Отец Бестеги пришел в это селение босой, с пустыми карманами, в единственной рубахе. В ту пору вся земля была занята. И. вот теперь его сын мог приобрести, сколько хотел, хоть целый склон горы. Вероятно, вначале он упивался этой возможностью: «Куплю-ка я лужайку около дома да еще фруктовый сад у брата Помареда, который ушел на завод в Сен-Годенс, а заодно верхние луга поближе к хребтам — там овцам будет привольно». Благоразумные старики, утратившие иллюзии, твердили: «Бестеги, друг, не можешь ведь ты разорваться. Чтобы обрабатывать землю, нужны руки, машины в наших местах не годятся, а чтобы заняться лесом, нужны хорошие дороги». Модест только посмеивался. Он считал, что управится и найдет женщину, которая разделит с ним его труды.

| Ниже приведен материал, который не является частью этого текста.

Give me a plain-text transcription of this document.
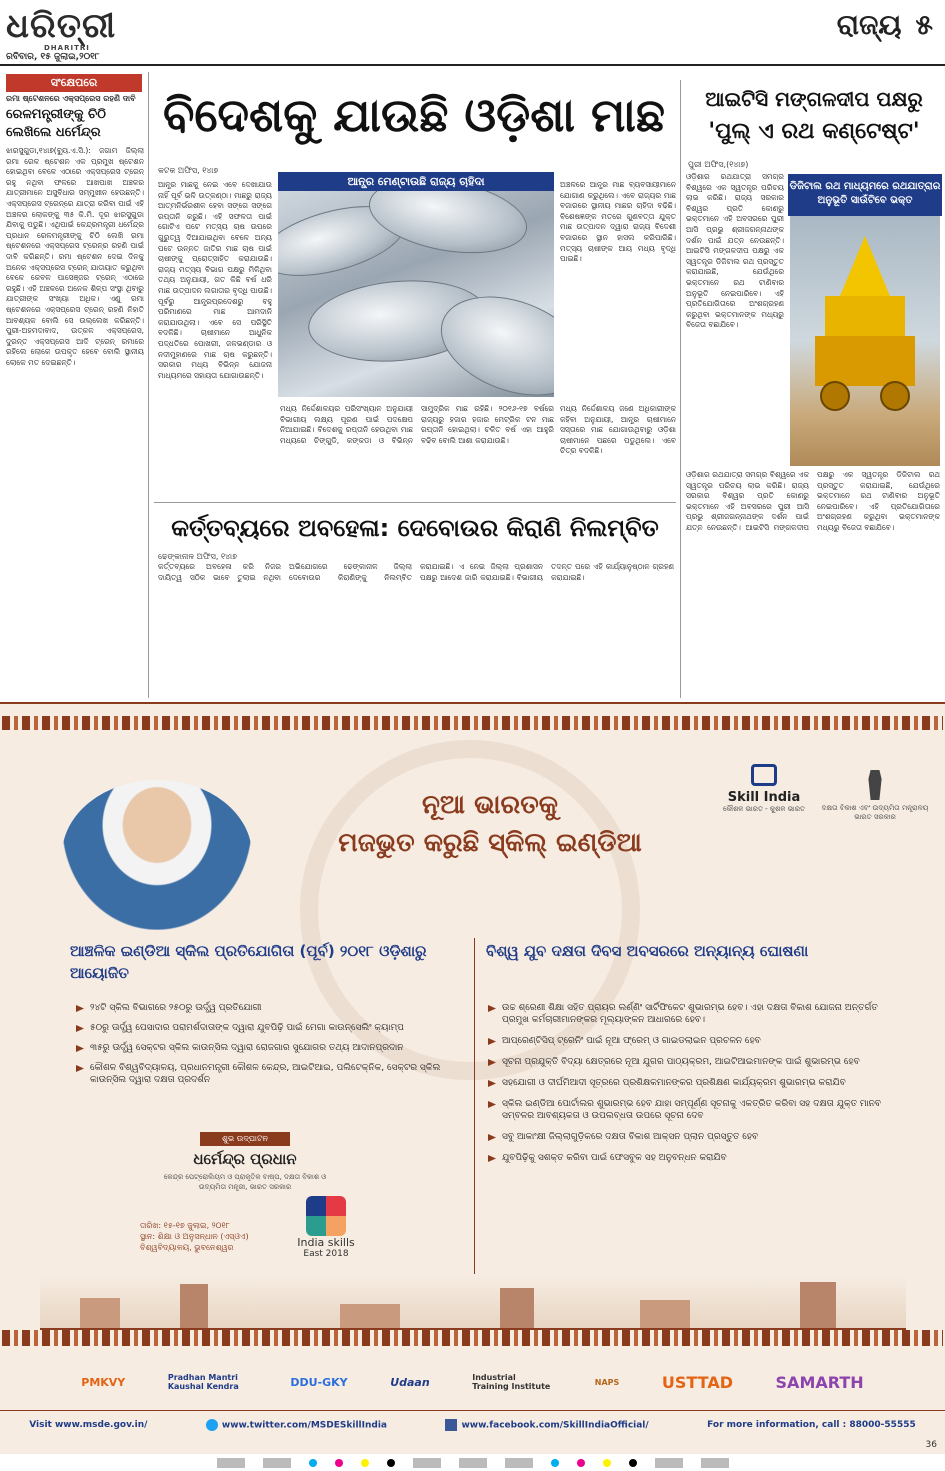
ଧରିତ୍ରୀ
DHARITRI
ରବିବାର, ୧୫ ଜୁଲାଇ,୨୦୧୮
ରାଜ୍ୟ ୫
ସଂକ୍ଷେପରେ
ରମା ଷ୍ଟେଶନରେ ଏକ୍ସପ୍ରେସ ରହଣି ଦାବି
ରେଳମନ୍ତ୍ରୀଙ୍କୁ ଚିଠି ଲେଖିଲେ ଧର୍ମେନ୍ଦ୍ର
ଝାରସୁଗୁଡା,୧୪ା୭(ବ୍ୟୁ.ଏ.ସି.): ଜଗାମ ଜିଲ୍ଲା ରମା ରେଳ ଷ୍ଟେଶନ ଏକ ପ୍ରମୁଖ ଷ୍ଟେଶନ ହୋଇଥିବା ବେଳେ ଏଠାରେ ଏକ୍ସପ୍ରେସ ଟ୍ରେନ୍ ରହୁ ନଥିବା ଫଳରେ ଆଖପାଖ ଅଞ୍ଚଳର ଯାତ୍ରୀମାନେ ଅସୁବିଧାର ସମ୍ମୁଖୀନ ହେଉଛନ୍ତି। ଏକ୍ସପ୍ରେସ ଟ୍ରେନ୍‌ରେ ଯାତ୍ରା କରିବା ପାଇଁ ଏହି ଅଞ୍ଚଳର ଲୋକଙ୍କୁ ୩୫ କି.ମି. ଦୂର ଝାରସୁଗୁଡା ଯିବାକୁ ପଡୁଛି। ଏଥିପାଇଁ କେନ୍ଦ୍ରମନ୍ତ୍ରୀ ଧର୍ମେନ୍ଦ୍ର ପ୍ରଧାନ ରେଳମନ୍ତ୍ରୀଙ୍କୁ ଚିଠି ଲେଖି ରମା ଷ୍ଟେଶନରେ ଏକ୍ସପ୍ରେସ ଟ୍ରେନ୍‌ର ରହଣି ପାଇଁ ଦାବି କରିଛନ୍ତି। ରମା ଷ୍ଟେଶନ ଦେଇ ଦିନକୁ ଅନେକ ଏକ୍ସପ୍ରେସ ଟ୍ରେନ୍ ଯାତାୟାତ କରୁଥିବା ବେଳେ କେବଳ ପାସେଞ୍ଜର ଟ୍ରେନ୍ ଏଠାରେ ରହୁଛି। ଏହି ଅଞ୍ଚଳରେ ଅନେକ ଶିଳ୍ପ ସଂସ୍ଥା ଥିବାରୁ ଯାତ୍ରୀଙ୍କ ସଂଖ୍ୟା ଅଧିକ। ଏଣୁ ରମା ଷ୍ଟେଶନରେ ଏକ୍ସପ୍ରେସ ଟ୍ରେନ୍ ରହଣି ନିହାତି ଆବଶ୍ୟକ ବୋଲି ସେ ଉଲ୍ଲେଖ କରିଛନ୍ତି। ପୁରୀ-ଅହମଦାବାଦ, ଉତ୍କଳ ଏକ୍ସପ୍ରେସ, ଦୁରନ୍ତ ଏକ୍ସପ୍ରେସ ଆଦି ଟ୍ରେନ୍ ରମାରେ ରହିଲେ ଲୋକେ ଉପକୃତ ହେବେ ବୋଲି ସ୍ଥାନୀୟ ଲୋକେ ମତ ଦେଇଛନ୍ତି।
ବିଦେଶକୁ ଯାଉଛି ଓଡ଼ିଶା ମାଛ
କଟକ ଅଫିସ, ୧୪ା୭
ଆନ୍ଧ୍ର ମେଣ୍ଟାଉଛି ରାଜ୍ୟ ଚାହିଦା
ଆନ୍ଧ୍ର ମାଛକୁ ନେଇ ଏବେ ଦେଖାଯାଉ ନାହିଁ ପୂର୍ବ ଭଳି ଉତ୍କଣ୍ଠା। ମାଛରୁ ରାଜ୍ୟ ଆତ୍ମନିର୍ଭରଶୀଳ ହେବା ସଙ୍ଗେ ସଙ୍ଗେ ରପ୍ତାନି କରୁଛି। ଏହି ସଫଳତା ପାଇଁ ଗୋଟିଏ ପଟେ ମତ୍ସ୍ୟ ଚାଷ ଉପରେ ଗୁରୁତ୍ୱ ଦିଆଯାଇଥିବା ବେଳେ ଅନ୍ୟ ପଟେ ଉନ୍ନତ ଜାତିର ମାଛ ଚାଷ ପାଇଁ ଚାଷୀଙ୍କୁ ପ୍ରୋତ୍ସାହିତ କରାଯାଉଛି। ରାଜ୍ୟ ମତ୍ସ୍ୟ ବିଭାଗ ପକ୍ଷରୁ ମିଳିଥିବା ତଥ୍ୟ ଅନୁଯାୟୀ, ଗତ କିଛି ବର୍ଷ ଧରି ମାଛ ଉତ୍ପାଦନ ଲଗାତାର ବୃଦ୍ଧି ପାଉଛି। ପୂର୍ବରୁ ଆନ୍ଧ୍ରପ୍ରଦେଶରୁ ବହୁ ପରିମାଣରେ ମାଛ ଆମଦାନି କରାଯାଉଥିଲା। ଏବେ ସେ ପରିସ୍ଥିତି ବଦଳିଛି। ଚାଷୀମାନେ ଆଧୁନିକ ପଦ୍ଧତିରେ ପୋଖରୀ, ଜଳଭଣ୍ଡାର ଓ ନଦୀମୁହାଣରେ ମାଛ ଚାଷ କରୁଛନ୍ତି। ସରକାର ମଧ୍ୟ ବିଭିନ୍ନ ଯୋଜନା ମାଧ୍ୟମରେ ସହାୟତା ଯୋଗାଉଛନ୍ତି।
ଅଞ୍ଚଳରେ ଆନ୍ଧ୍ର ମାଛ ବ୍ୟବସାୟୀମାନେ ଯୋଗାଣ କରୁଥିଲେ। ଏବେ ରାଜ୍ୟର ମାଛ ବଜାରରେ ସ୍ଥାନୀୟ ମାଛର ଚାହିଦା ବଢିଛି। ବିଶେଷଜ୍ଞଙ୍କ ମତରେ ଗୁଣବତ୍ତା ଯୁକ୍ତ ମାଛ ଉତ୍ପାଦନ ଦ୍ୱାରା ରାଜ୍ୟ ବିଦେଶୀ ବଜାରରେ ସ୍ଥାନ ହାସଲ କରିପାରିଛି। ମତ୍ସ୍ୟ ଚାଷୀଙ୍କ ଆୟ ମଧ୍ୟ ବୃଦ୍ଧି ପାଇଛି।
ମଧ୍ୟ ନିର୍ଦ୍ଦେଶାଳୟର ପରିସଂଖ୍ୟାନ ଅନୁଯାୟୀ ବିଭାଗୀୟ ଲକ୍ଷ୍ୟ ପୂରଣ ପାଇଁ ପଦକ୍ଷେପ ନିଆଯାଇଛି। ବିଦେଶକୁ ରପ୍ତାନି ହେଉଥିବା ମାଛ ମଧ୍ୟରେ ଚିଙ୍ଗୁଡି, କଙ୍କଡା ଓ ବିଭିନ୍ନ ସାମୁଦ୍ରିକ ମାଛ ରହିଛି। ୨୦୧୬-୧୭ ବର୍ଷରେ ରାଜ୍ୟରୁ ହଜାର ହଜାର ମେଟ୍ରିକ ଟନ ମାଛ ରପ୍ତାନି ହୋଇଥିଲା। ଚଳିତ ବର୍ଷ ଏହା ଆହୁରି ବଢିବ ବୋଲି ଆଶା କରାଯାଉଛି।
ମଧ୍ୟ ନିର୍ଦ୍ଦେଶାଳୟ ଜଣେ ଅଧିକାରୀଙ୍କ କହିବା ଅନୁଯାୟୀ, ଆନ୍ଧ୍ର ଚାଷୀମାନେ ସସ୍ତାରେ ମାଛ ଯୋଗାଉଥିବାରୁ ଓଡ଼ିଶା ଚାଷୀମାନେ ପଛରେ ପଡୁଥିଲେ। ଏବେ ଚିତ୍ର ବଦଳିଛି।
ଆଇଟିସି ମଙ୍ଗଳଦୀପ ପକ୍ଷରୁ
'ପୁଲ୍ ଏ ରଥ କଣ୍ଟେଷ୍ଟ'
ପୁରୀ ଅଫିସ,(୧୪ା୭)
ଡିଜିଟାଲ ରଥ ମାଧ୍ୟମରେ ରଥଯାତ୍ରାର ଅନୁଭୂତି ସାଉଁଟିବେ ଭକ୍ତ
ଓଡ଼ିଶାର ରଥଯାତ୍ରା ସମଗ୍ର ବିଶ୍ୱରେ ଏକ ସ୍ୱତନ୍ତ୍ର ପରିଚୟ ଲାଭ କରିଛି। ରାଜ୍ୟ ସରକାର ବିଶ୍ୱର ପ୍ରତି କୋଣରୁ ଭକ୍ତମାନେ ଏହି ଅବସରରେ ପୁରୀ ଆସି ପ୍ରଭୁ ଶ୍ରୀଜଗନ୍ନାଥଙ୍କ ଦର୍ଶନ ପାଇଁ ଯତ୍ନ ନେଉଛନ୍ତି। ଆଇଟିସି ମଙ୍ଗଳଦୀପ ପକ୍ଷରୁ ଏକ ସ୍ୱତନ୍ତ୍ର ଡିଜିଟାଲ ରଥ ପ୍ରସ୍ତୁତ କରାଯାଇଛି, ଯେଉଁଥିରେ ଭକ୍ତମାନେ ରଥ ଟାଣିବାର ଅନୁଭୂତି ନେଇପାରିବେ। ଏହି ପ୍ରତିଯୋଗିତାରେ ଅଂଶଗ୍ରହଣ କରୁଥିବା ଭକ୍ତମାନଙ୍କ ମଧ୍ୟରୁ ବିଜେତା ବଛାଯିବେ।
ଓଡ଼ିଶାର ରଥଯାତ୍ରା ସମଗ୍ର ବିଶ୍ୱରେ ଏକ ସ୍ୱତନ୍ତ୍ର ପରିଚୟ ଲାଭ କରିଛି। ରାଜ୍ୟ ସରକାର ବିଶ୍ୱର ପ୍ରତି କୋଣରୁ ଭକ୍ତମାନେ ଏହି ଅବସରରେ ପୁରୀ ଆସି ପ୍ରଭୁ ଶ୍ରୀଜଗନ୍ନାଥଙ୍କ ଦର୍ଶନ ପାଇଁ ଯତ୍ନ ନେଉଛନ୍ତି। ଆଇଟିସି ମଙ୍ଗଳଦୀପ ପକ୍ଷରୁ ଏକ ସ୍ୱତନ୍ତ୍ର ଡିଜିଟାଲ ରଥ ପ୍ରସ୍ତୁତ କରାଯାଇଛି, ଯେଉଁଥିରେ ଭକ୍ତମାନେ ରଥ ଟାଣିବାର ଅନୁଭୂତି ନେଇପାରିବେ। ଏହି ପ୍ରତିଯୋଗିତାରେ ଅଂଶଗ୍ରହଣ କରୁଥିବା ଭକ୍ତମାନଙ୍କ ମଧ୍ୟରୁ ବିଜେତା ବଛାଯିବେ।
କର୍ତ୍ତବ୍ୟରେ ଅବହେଳା: ଦେବୋଉର କିରାଣି ନିଲମ୍ବିତ
ଢେଙ୍କାନାଳ ଅଫିସ, ୧୪ା୭
କର୍ତ୍ତବ୍ୟରେ ଅବହେଳା କରି ନିଜର ଦାୟିତ୍ୱ ସଠିକ ଭାବେ ତୁଲାଇ ନଥିବା ଅଭିଯୋଗରେ ଢେଙ୍କାନାଳ ଜିଲ୍ଲା ଦେବୋଉର କିରାଣିଙ୍କୁ ନିଲମ୍ବିତ କରାଯାଇଛି। ଏ ନେଇ ଜିଲ୍ଲା ପ୍ରଶାସନ ପକ୍ଷରୁ ଆଦେଶ ଜାରି କରାଯାଇଛି। ବିଭାଗୀୟ ତଦନ୍ତ ପରେ ଏହି କାର୍ଯ୍ୟାନୁଷ୍ଠାନ ଗ୍ରହଣ କରାଯାଇଛି।
ନୂଆ ଭାରତକୁ
ମଜଭୁତ କରୁଛି ସ୍କିଲ୍ ଇଣ୍ଡିଆ
Skill India
କୌଶଳ ଭାରତ - କୁଶଳ ଭାରତ	ଦକ୍ଷତା ବିକାଶ ଏବଂ ଉଦ୍ୟମିତା ମନ୍ତ୍ରାଳୟ ଭାରତ ସରକାର
ଆଞ୍ଚଳିକ ଇଣ୍ଡିଆ ସ୍କିଲ ପ୍ରତିଯୋଗିତା (ପୂର୍ବ) ୨୦୧୮ ଓଡ଼ିଶାରୁ ଆୟୋଜିତ
୨୪ଟି ସ୍କିଲ ବିଭାଗରେ ୨୫୦ରୁ ଊର୍ଦ୍ଧ୍ୱ ପ୍ରତିଯୋଗୀ
୫୦ରୁ ଊର୍ଦ୍ଧ୍ୱ ପେସାଦାର ପରାମର୍ଶଦାତାଙ୍କ ଦ୍ୱାରା ଯୁବପିଢ଼ି ପାଇଁ ମେଗା କାଉନ୍‌ସେଲିଂ କ୍ୟାମ୍ପ
୩୫ରୁ ଊର୍ଦ୍ଧ୍ୱ ସେକ୍ଟର ସ୍କିଲ କାଉନ୍‌ସିଲ ଦ୍ୱାରା ରୋଜଗାର ସୁଯୋଗର ତଥ୍ୟ ଆଦାନପ୍ରଦାନ
କୌଶଳ ବିଶ୍ୱବିଦ୍ୟାଳୟ, ପ୍ରଧାନମନ୍ତ୍ରୀ କୌଶଳ କେନ୍ଦ୍ର, ଆଇଟିଆଇ, ପଲିଟେକ୍ନିକ, ସେକ୍ଟର ସ୍କିଲ କାଉନ୍‌ସିଲ ଦ୍ୱାରା ଦକ୍ଷତା ପ୍ରଦର୍ଶନ
ଶୁଭ ଉଦ୍‌ଘାଟନ
ଧର୍ମେନ୍ଦ୍ର ପ୍ରଧାନ
କେନ୍ଦ୍ର ପେଟ୍ରୋଲିୟମ ଓ ପ୍ରାକୃତିକ ବାଷ୍ପ, ଦକ୍ଷତା ବିକାଶ ଓ ଉଦ୍ୟମିତା ମନ୍ତ୍ରୀ, ଭାରତ ସରକାର
ତାରିଖ: ୧୫-୧୭ ଜୁଲାଇ, ୨୦୧୮
ସ୍ଥାନ: ଶିକ୍ଷା ଓ ଅନୁସନ୍ଧାନ (ଏସ୍‌ଓଏ) ବିଶ୍ୱବିଦ୍ୟାଳୟ, ଭୁବନେଶ୍ୱର	India skills
East 2018
ବିଶ୍ୱ ଯୁବ ଦକ୍ଷତା ଦିବସ ଅବସରରେ ଅନ୍ୟାନ୍ୟ ଘୋଷଣା
ଉଚ୍ଚ ଶ୍ରେଣୀ ଶିକ୍ଷା ସହିତ ପ୍ରାୟର ଲର୍ଣ୍ଣିଂ ସାର୍ଟିଫିକେଟ ଶୁଭାରମ୍ଭ ହେବ। ଏହା ଦକ୍ଷତା ବିକାଶ ଯୋଜନା ଅନ୍ତର୍ଗତ ପ୍ରମୁଖ କର୍ମଚାରୀମାନଙ୍କର ମୂଲ୍ୟାଙ୍କନ ଆଧାରରେ ହେବ।
ଆପ୍ରେଣ୍ଟିସିପ୍ ଟ୍ରେନିଂ ପାଇଁ ନୂଆ ଫ୍ରେମ୍ ଓ ଗାଇଡଲାଇନ ପ୍ରଚଳନ ହେବ
ସୂଚନା ପ୍ରଯୁକ୍ତି ବିଦ୍ୟା କ୍ଷେତ୍ରରେ ନୂଆ ଯୁଗର ପାଠ୍ୟକ୍ରମ, ଆଇଟିଆଇମାନଙ୍କ ପାଇଁ ଶୁଭାରମ୍ଭ ହେବ
ସହଯୋଗୀ ଓ ଦୀର୍ଘମିଆଦୀ ସୂତ୍ରରେ ପ୍ରଶିକ୍ଷକମାନଙ୍କର ପ୍ରଶିକ୍ଷଣ କାର୍ଯ୍ୟକ୍ରମ ଶୁଭାରମ୍ଭ କରାଯିବ
ସ୍କିଲ ଇଣ୍ଡିଆ ପୋର୍ଟାଲର ଶୁଭାରମ୍ଭ ହେବ ଯାହା ସମ୍ପୂର୍ଣ୍ଣ ସୂଚନାକୁ ଏକତ୍ରିତ କରିବା ସହ ଦକ୍ଷତା ଯୁକ୍ତ ମାନବ ସମ୍ବଳର ଆବଶ୍ୟକତା ଓ ଉପଲବ୍ଧତା ଉପରେ ସୂଚନା ଦେବ
ସବୁ ଆକାଂକ୍ଷୀ ଜିଲ୍ଲାଗୁଡ଼ିକରେ ଦକ୍ଷତା ବିକାଶ ଆକ୍ସନ ପ୍ଲାନ ପ୍ରସ୍ତୁତ ହେବ
ଯୁବପିଢ଼ିକୁ ସଶକ୍ତ କରିବା ପାଇଁ ଫେସବୁକ ସହ ଅନୁବନ୍ଧନ କରାଯିବ
PMKVY	Pradhan Mantri Kaushal Kendra	DDU-GKY	Udaan	Industrial Training Institute	NAPS	USTTAD	SAMARTH
Visit www.msde.gov.in/	www.twitter.com/MSDESkillIndia	www.facebook.com/SkillIndiaOfficial/	For more information, call : 88000-55555
36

Однако, вдоволь насладившись сознанием, что он землевладелец, и обойдя из конца в конец свое имение, Модест приуныл. На него свалилась пропасть забот. Картофель был плохо окучен, пшеницу глушили сорняки, капуста и репа не уродились. Он решил нанять работника для ухода за скотом, но никто не соглашался перебраться в Кампас. Только лодыри и проходимцы шли к нему, да и те уходили через две недели. В долине работа была легче, и за нее лучше платили.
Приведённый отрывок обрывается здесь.